Gregory Mattingly, MD, is a physician and principal investigator in clinical trials for Midwest Research Group. He is also a founding partner of St Charles Psychiatric Associates where he treats children, adolescents, and adults. A St Louis native, he earned his medical degree and received a Fulbright scholarship while attending Washington University. Dr Mattingly is board certified in adult and adolescent psychiatry and is a diplomat of the National Board of Medical Examiners. He is an associate clinical professor at Washington University where he teaches psychopharmacology courses for third-year medical students.
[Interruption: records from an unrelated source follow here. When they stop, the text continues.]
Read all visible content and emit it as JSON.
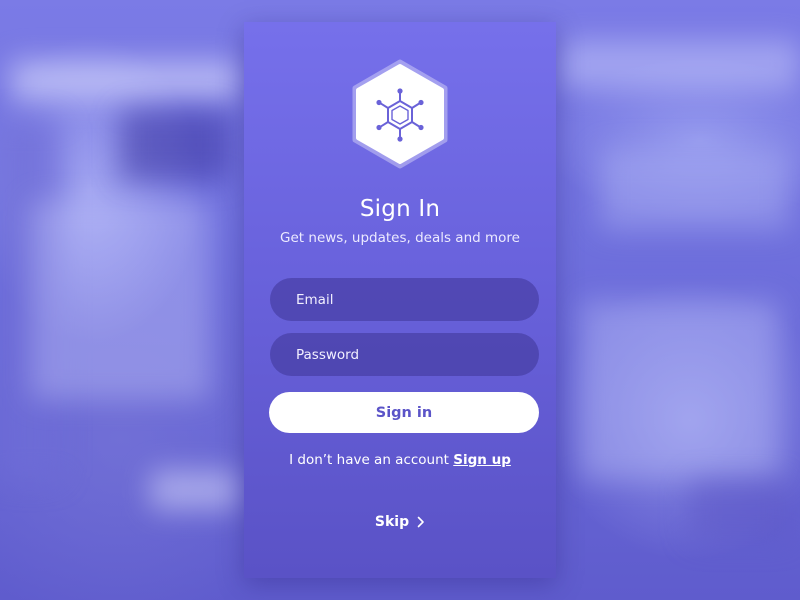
{
  "colors": {
    "background": "#6563d6",
    "card_top": "#7670eb",
    "card_bottom": "#5a52c6",
    "field_fill": "#4a3fa0",
    "button_fill": "#ffffff",
    "button_text": "#5b54c8",
    "logo_icon": "#6a62d8"
  },
  "logo": {
    "icon": "molecule-hexagon-icon"
  },
  "header": {
    "title": "Sign In",
    "subtitle": "Get news, updates, deals and more"
  },
  "form": {
    "email_placeholder": "Email",
    "password_placeholder": "Password",
    "signin_label": "Sign in"
  },
  "account": {
    "prompt": "I don’t have an account",
    "signup_label": "Sign up"
  },
  "skip": {
    "label": "Skip",
    "icon": "chevron-right-icon"
  }
}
Dr Mattingly has been a principal investigator in over 200 clinical trials focusing on ADHD, anxiety disorders, major depression, bipolar disorder, and schizophrenia. Having served on numerous national and international advisory panels, Dr Mattingly has received awards and distinctions for clinical leadership and neuroscience research. Dr Mattingly currently serves as the President-Elect for The American Professional Society of ADHD and Related Disorders and is a certified evaluator for the NFL regarding ADHD and head concussions. He also serves on the board of Headway House, a community support program for individuals with chronic mental illness. 


Read the Transcript:


I'm Dr Greg Mattingly, an associate clinical professor at the Washington University School of Medicine and president of the Midwest Research Group in St. Louis, Missouri.
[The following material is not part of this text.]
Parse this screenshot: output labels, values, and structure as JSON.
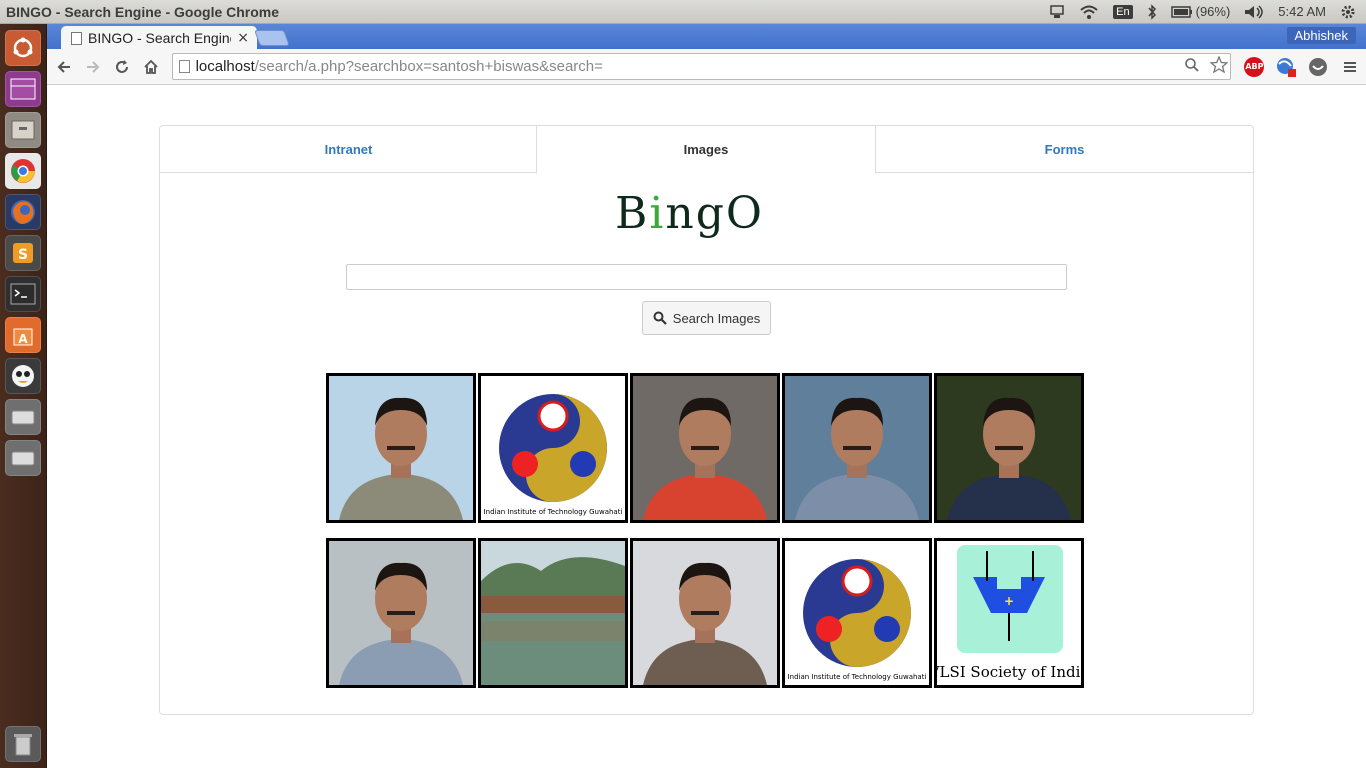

A key takehome from this year's Psych Congress was learning how to incorporate vital statistics. If you were going to see your internist, it's your yearly physical, you're coming to see him because you're having a problem, what would you think of a primary care physician who didn't want to know your blood pressure, your heart rate, your temperature, your weight? And he sat down with you and said, "So Greg, how you doing?" without wanting to know anything else about you. You'd probably think, "Shouldn't he be checking a few things? Aren't there some things you should know? Maybe we should get some lab tests." The same is true when it comes to mental health patients. We have our own set of vital statistics. Vital statistics that help you to do a better job, vital statistics that help you to save time, vital statistics that help to make sure you don't miss anything.

So the mental health vital statistics, I want to encourage everyone to use. Number 1 is the PHQ-9. It's free, it's downloadable, it's a quality measure, it doesn't take any time. And item number 9 is suicidality. So by definition, you've screened every patient for the possibility of suicidal thoughts. On a new patient, our second vital statistic is the MDQ or one of the bipolar measures. Used to use it for screening. If the score is more than 7, there's an 85-90% chance there may be bipolar disorder as part of your differential diagnosis. So which version of depression is it? I'll know that right away. Number 3 on our vital statistics. So we've moved beyond blood pressure and pulse. Now, let's get the weight. I want to know your anxiety levels. Let's do the GAD-7. Low anxiety, middle anxiety, high anxiety. Let's measure that because anxiety predicts negative outcomes, increases the risk of suicidality in our patients.

And then finally, our last vital statistic, I have to know about cognition. So in our case, we do the ADHD-RS for every new patient. Because I want to measure cognition, not just in ADHD, but cognition in depression, mood disorders, anxiety disorders. So knowing those vital statistics, PHQ-9, MDQ, GAD-7, ADHD-RS. It makes your visit more efficient, it makes sure you don't miss anything, and it's also educational for the patients. I've had patients come in, chief complaint, major depression. They fill out their PHQ-9. They said, "You know that other scale? God, I seem to have all that stuff. My wife looked at it, she goes, "You definitely have all that stuff." "What was that? Oh, that's a screener for a different version of depression. Something we call bipolar disorder." So use those vital statistics, help to improve the care for your patients. It's a way to augment your visits, and it's never been more important than for those of you that are doing telepsychiatry. So thank you. And the importance of vital statistics.